I'm trying to compare two csv files and then print the product_id field on one line from each csv file. This is the code in question. Something to note is that in the two csv files, the fields are not in the same order.
import csv
import sys
f1 = sys.argv[1]
f2 = sys.argv[2]
num_matches = 0
with open(f1, 'rb') as f:
csv_readerf = csv.reader(f)
csv_readerf.next()
with open(f2, 'rb') as n:
csv_readern = csv.reader(n)
csv_readern.next()
for row in csv_readerf:
a_name = row[0].replace(" ", "").lower() #not used, can be ommitted
a_id = row[1]
a_post = row[2]
a_rev = row[3]
a_loc = row[4] #not used, can be ommitted
a_desc = row[5].replace(" ", "").lower() #remove all whitespaces for uniformity
a_ovr = row[6]
a_cmf = row[7]
a_sty = row[8]
a_siz = row[9]
a_arc = row[10]
a_wid = row[11]
a_url = row[12]
for rowP in csv_readern:
p_name = rowP[10].replace(" ", "").lower()
p_id = rowP[6]
temp = rowP[11].split(" ")[0:3] #disregard time stamp
p_post = (" ").join(temp)
p_rev = rowP[7]
if p_rev is "":
p_rev = "Anonymous"
p_desc = rowP[1].replace(" ", "").replace("\n", "").replace("\r\n", "").lower()
p_ovr = rowP[4]
p_cmf = rowP[3]
p_sty = rowP[0]
p_siz = rowP[8]
p_arc = rowP[9]
if p_arc:
p_arc = p_arc[0 : p_arc.index(" ")] #for arch we only want the first word
p_wid = rowP[5]
p_url = rowP[2]
print a_id, p_id
The problem I am having is that in the output, which I dumped into a .txt file, not all the product_id's from f1 are printed. I know this for sure, because f1 is a test file I created, and I purposely placed several products of different id's in there.
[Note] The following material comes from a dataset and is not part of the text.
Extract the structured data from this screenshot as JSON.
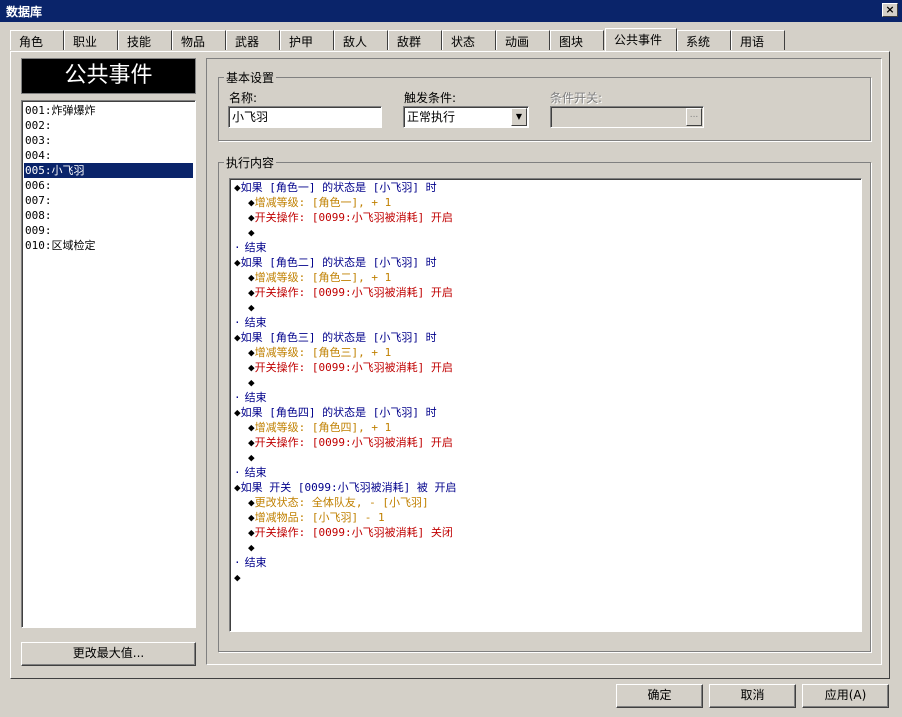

Another things to note is that I tried looping through each csv in separate scripts, and each worked correctly, printing out each product_id as expected. Why is it that when I embed the for loops, iterating through the first file seems to be cut short? What could be the problem? The test files that I made are small, so they should be able to fit in memory perfectly fine.
forloop inside the first? This could be the source of your problem, as after this loop runs once, it will read to the end of the file, so on subsequent runs the inner loop will not run.